Edição 20.000 Brasilianista John French, da Universidade Duke, destaca qualidade do trabalho e coragem dos jornalistas do ‘Diário’ nas greves
FOTO: Adonis Guerra/SMABC

A coragem dos repórteres na cobertura das greves meta-lúrgicas do fim dos anos 1970 e início dos 1980, aliada à linha editorial do Diário, foi fundamental para denunciar as arbitrariedades da ditadura (1964-1985) e criar o caldo de cultura que resultou na volta da democracia ao Brasil. A tese é sustentada pelo historiador norte-americano John French, brasilianista da Universidade Duke, uma das mais conceituadas do mundo, com sede na cidade de Durham, na Carolina do Norte.
“A contribuição do Diário também tem a ver com a exigência corajosa do jornal pela volta a uma democracia eleitoral verdadeira e moderna, sem arbitrariedades e violações dos direitos civis e políticos, incluindo as liberdades de imprensa, de expressão e de organização sindical”, atesta French, que passou o último ano pesquisando o arquivo do veículo.
O historiador, que se valeu do acervo do jornal para escrever a biografia do presidente Luiz Inácio Lula da Silva, Lula e a Política da Astúcia (688 páginas, Expressão Popular, R$ 58), lançada no Brasil em 2022, revela que, durante o regime de exceção, existem vários exemplos de editoriais criticando os militares que estavam no comando do País.
“Durante a greve de 1979, o Diário publicou vários editoriais criticando o governo nacional. Num deles, do dia 25 de março, disse que o ‘regime’ estava atuando como se fosse ‘uma entidade divina, inacessível e intocável. Para os súditos a ele chegar, a condição é que se prostrem submissos e reverentes’”, destaca French. O norte-americano afirma que parcela significativa dos estudos acadêmicos publicados até hoje sobre o movimento pela volta da democracia ignora o material produzido pelo Diário, que, durante as greves meta-lúrgicas, teria contado com as fontes mais “fidedignas, mais completas e mais ricas na época, uma realidade não reconhecida na maior parte das pesquisas acadêmicas, dada a dependência deles da Folha (de S.Paulo), do Estadão e da imprensa alternativa”.

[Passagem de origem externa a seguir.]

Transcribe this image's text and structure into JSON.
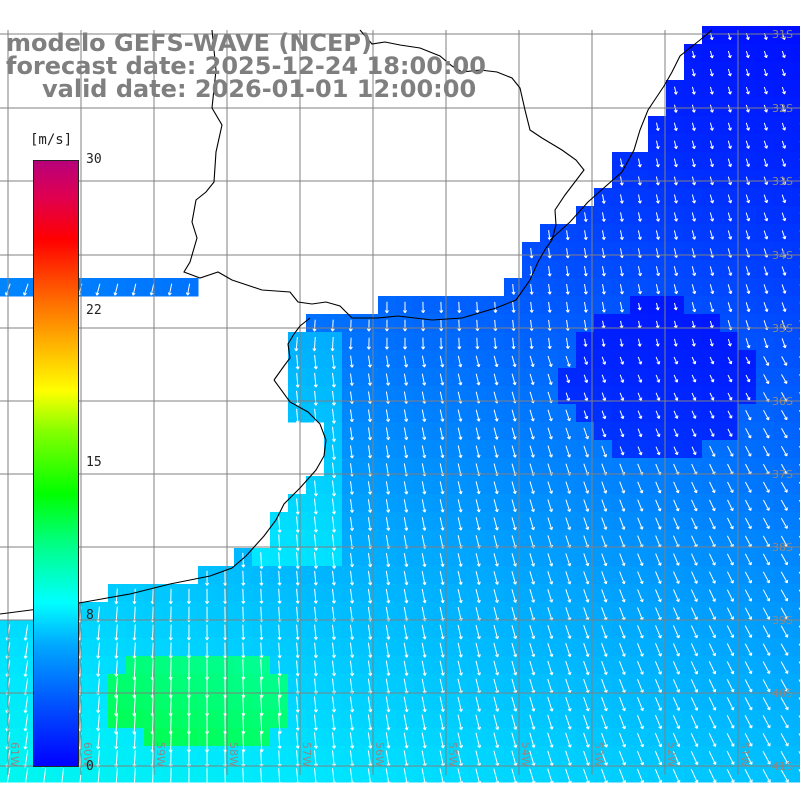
{
  "header": {
    "line1": "modelo GEFS-WAVE (NCEP)",
    "line2": "forecast date: 2025-12-24 18:00:00",
    "line3": "valid date: 2026-01-01 12:00:00"
  },
  "colorbar": {
    "unit": "[m/s]",
    "ticks": [
      {
        "label": "30",
        "value": 30
      },
      {
        "label": "22",
        "value": 22
      },
      {
        "label": "15",
        "value": 15
      },
      {
        "label": "8",
        "value": 8
      },
      {
        "label": "0",
        "value": 0
      }
    ]
  },
  "map": {
    "lat_labels": [
      "31S",
      "32S",
      "33S",
      "34S",
      "35S",
      "36S",
      "37S",
      "38S",
      "39S",
      "40S",
      "41S"
    ],
    "lon_labels": [
      "61W",
      "60W",
      "59W",
      "58W",
      "57W",
      "56W",
      "55W",
      "54W",
      "53W",
      "52W",
      "51W"
    ],
    "colors": {
      "land": "#ffffff",
      "grid": "#808080",
      "coast": "#000000",
      "arrows": "#ffffff",
      "label": "#8a8a8a"
    }
  }
}
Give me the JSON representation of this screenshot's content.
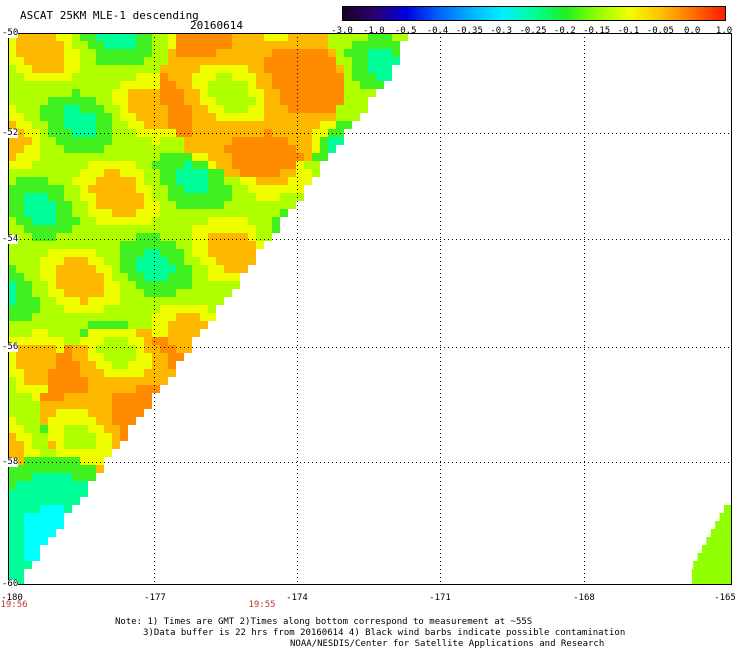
{
  "header": {
    "title": "ASCAT 25KM MLE-1 descending",
    "date": "20160614"
  },
  "colorbar": {
    "ticks": [
      "-3.0",
      "-1.0",
      "-0.5",
      "-0.4",
      "-0.35",
      "-0.3",
      "-0.25",
      "-0.2",
      "-0.15",
      "-0.1",
      "-0.05",
      "0.0",
      "1.0"
    ],
    "colors": [
      "#1a0026",
      "#2a0070",
      "#0000e0",
      "#0060ff",
      "#00b0ff",
      "#00f0ff",
      "#00ff99",
      "#20f020",
      "#90ff00",
      "#f0ff00",
      "#ffc000",
      "#ff7000",
      "#ff1a00"
    ]
  },
  "map": {
    "lat_labels": [
      "-50",
      "-52",
      "-54",
      "-56",
      "-58",
      "-60"
    ],
    "lon_labels": [
      "-180",
      "-177",
      "-174",
      "-171",
      "-168",
      "-165"
    ],
    "time_labels": [
      "19:56",
      "19:55"
    ],
    "swath_description": "MLE values mostly -0.15 to 0.0 with a low region (about -0.3) near -59S -179W"
  },
  "notes": {
    "line1": "Note: 1) Times are GMT 2)Times along bottom correspond to measurement at ~55S",
    "line2": "3)Data buffer is 22 hrs from 20160614 4) Black wind barbs indicate possible contamination",
    "line3": "NOAA/NESDIS/Center for Satellite Applications and Research"
  }
}
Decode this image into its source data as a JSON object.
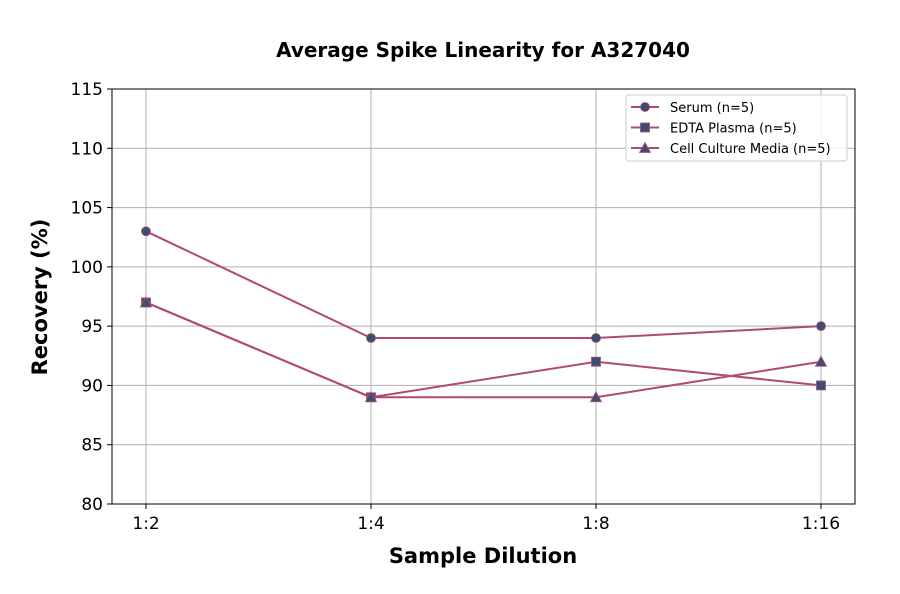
{
  "chart_data": {
    "type": "line",
    "title": "Average Spike Linearity for A327040",
    "xlabel": "Sample Dilution",
    "ylabel": "Recovery (%)",
    "categories": [
      "1:2",
      "1:4",
      "1:8",
      "1:16"
    ],
    "ylim": [
      80,
      115
    ],
    "yticks": [
      80,
      85,
      90,
      95,
      100,
      105,
      110,
      115
    ],
    "grid": true,
    "legend_placement": "top-right",
    "line_color": "#b04a72",
    "marker_color": "#3a4f72",
    "series": [
      {
        "name": "Serum (n=5)",
        "marker": "circle",
        "values": [
          103,
          94,
          94,
          95
        ]
      },
      {
        "name": "EDTA Plasma (n=5)",
        "marker": "square",
        "values": [
          97,
          89,
          92,
          90
        ]
      },
      {
        "name": "Cell Culture Media (n=5)",
        "marker": "triangle",
        "values": [
          97,
          89,
          89,
          92
        ]
      }
    ]
  }
}
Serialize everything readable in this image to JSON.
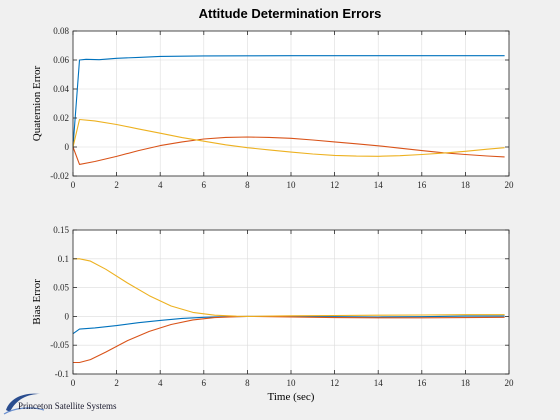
{
  "figure_title": "Attitude Determination Errors",
  "logo": {
    "text": "Princeton Satellite Systems",
    "icon": "swoosh-logo-icon"
  },
  "colors": {
    "series1": "#0072bd",
    "series2": "#d95319",
    "series3": "#edb120",
    "grid": "#dcdcdc",
    "axes": "#262626",
    "background": "#f0f0f0",
    "plot_bg": "#ffffff"
  },
  "chart_data": [
    {
      "type": "line",
      "title": "Attitude Determination Errors",
      "xlabel": "",
      "ylabel": "Quaternion Error",
      "xlim": [
        0,
        20
      ],
      "ylim": [
        -0.02,
        0.08
      ],
      "grid": true,
      "x_ticks": [
        "0",
        "2",
        "4",
        "6",
        "8",
        "10",
        "12",
        "14",
        "16",
        "18",
        "20"
      ],
      "y_ticks": [
        "-0.02",
        "0",
        "0.02",
        "0.04",
        "0.06",
        "0.08"
      ],
      "series": [
        {
          "color": "#0072bd",
          "x": [
            0,
            0.3,
            0.6,
            1.2,
            2,
            3,
            4,
            6,
            8,
            10,
            12,
            14,
            16,
            18,
            19.8
          ],
          "y": [
            0,
            0.06,
            0.0605,
            0.0602,
            0.0612,
            0.0618,
            0.0625,
            0.0628,
            0.0629,
            0.063,
            0.063,
            0.063,
            0.063,
            0.063,
            0.063
          ]
        },
        {
          "color": "#d95319",
          "x": [
            0,
            0.3,
            1,
            2,
            3,
            4,
            5,
            6,
            7,
            8,
            9,
            10,
            11,
            12,
            13,
            14,
            15,
            16,
            17,
            18,
            19,
            19.8
          ],
          "y": [
            0,
            -0.012,
            -0.01,
            -0.0065,
            -0.0025,
            0.001,
            0.0035,
            0.0055,
            0.0066,
            0.0069,
            0.0066,
            0.006,
            0.0048,
            0.0035,
            0.0022,
            0.0008,
            -0.0008,
            -0.0025,
            -0.004,
            -0.0052,
            -0.0062,
            -0.0068
          ]
        },
        {
          "color": "#edb120",
          "x": [
            0,
            0.3,
            1,
            2,
            3,
            4,
            5,
            6,
            7,
            8,
            9,
            10,
            11,
            12,
            13,
            14,
            15,
            16,
            17,
            18,
            19,
            19.8
          ],
          "y": [
            0,
            0.019,
            0.018,
            0.0155,
            0.0125,
            0.0095,
            0.0065,
            0.004,
            0.0015,
            -0.0005,
            -0.002,
            -0.0035,
            -0.0048,
            -0.0058,
            -0.0063,
            -0.0064,
            -0.006,
            -0.0052,
            -0.0042,
            -0.003,
            -0.0015,
            -0.0005
          ]
        }
      ]
    },
    {
      "type": "line",
      "title": "",
      "xlabel": "Time (sec)",
      "ylabel": "Bias Error",
      "xlim": [
        0,
        20
      ],
      "ylim": [
        -0.1,
        0.15
      ],
      "grid": true,
      "x_ticks": [
        "0",
        "2",
        "4",
        "6",
        "8",
        "10",
        "12",
        "14",
        "16",
        "18",
        "20"
      ],
      "y_ticks": [
        "-0.1",
        "-0.05",
        "0",
        "0.05",
        "0.1",
        "0.15"
      ],
      "series": [
        {
          "color": "#0072bd",
          "x": [
            0,
            0.3,
            1,
            2,
            3,
            4,
            5,
            6,
            7,
            8,
            10,
            12,
            14,
            16,
            18,
            19.8
          ],
          "y": [
            -0.03,
            -0.022,
            -0.02,
            -0.016,
            -0.011,
            -0.007,
            -0.0035,
            -0.0015,
            -0.0005,
            0,
            0,
            -0.0005,
            -0.001,
            -0.0005,
            0.0005,
            0.0005
          ]
        },
        {
          "color": "#d95319",
          "x": [
            0,
            0.3,
            0.8,
            1.5,
            2.5,
            3.5,
            4.5,
            5.5,
            6.5,
            7.5,
            8,
            10,
            12,
            14,
            16,
            18,
            19.8
          ],
          "y": [
            -0.08,
            -0.08,
            -0.075,
            -0.062,
            -0.042,
            -0.026,
            -0.014,
            -0.006,
            -0.002,
            -0.0005,
            0,
            -0.001,
            -0.002,
            -0.0025,
            -0.0025,
            -0.002,
            -0.0015
          ]
        },
        {
          "color": "#edb120",
          "x": [
            0,
            0.3,
            0.8,
            1.5,
            2.5,
            3.5,
            4.5,
            5.5,
            6.5,
            7.5,
            8,
            10,
            12,
            14,
            16,
            18,
            19.8
          ],
          "y": [
            0.1,
            0.1,
            0.096,
            0.082,
            0.058,
            0.036,
            0.018,
            0.007,
            0.002,
            0.0003,
            0,
            0.001,
            0.0015,
            0.002,
            0.0025,
            0.003,
            0.003
          ]
        }
      ]
    }
  ]
}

French, que conta com a colaboração da antropóloga Jan Hoffman, sua mulher, na pesquisa atual, destaca a autoridade do comando da Redação no período da mobilização dos trabalhadores da indústria automotiva para o direcionamento da cobertura. “Ficamos impressionados pela inspiração democrática da liderança civil de Fausto Polesi (1930-2011), um dos fundadores do Diário, que era redator-chefe na época das greves. Um grande jornalista e editorialista produtivo com pleno conhecimento das suas responsabilidades como homem da imprensa”, sintetiza o norte-americano.
Segundo o historiador, o empresário e jornalista conseguiu antever na mobilização dos operários, sob a liderança de Lula, então presidente do Sindicato dos Metalúrgicos de São Bernardo, a centelha que incendiaria o País e iria resultar na quebra do regime – o Brasil voltou a eleger seu presidente, por voto direto, em 1989. “O Diário ocupou espaço fundamental na criação de uma identidade regional. Desde o primeiro momento, o grande jornalista Fausto Polesi reconheceu que a história ia mudar o País para sempre e colocou toda a sua equipe para ir atrás do maior acontecimento na época, as greves inesperadas, que estava acontecendo na sua região”, analisa John French.
As reivindicações dos operários, segundo o pesquisador, tinham caráter econômico, mas iam além das relações entre patrões e empregados, chegando à situação política do Brasil. “Era a expressão de um desejo que permeava todas as camadas sociais por uma maior participação da população na sua governança. O desejo era comum a um leque de indivíduos que chegou a incluir homens de negócio, donos de jornais, universitários, trabalhadores, mulheres, indígenas, negros e pessoas em moradias precárias. Foi uma convergência bonita num momento inesquecível e nunca visto”, finaliza o pesquisador.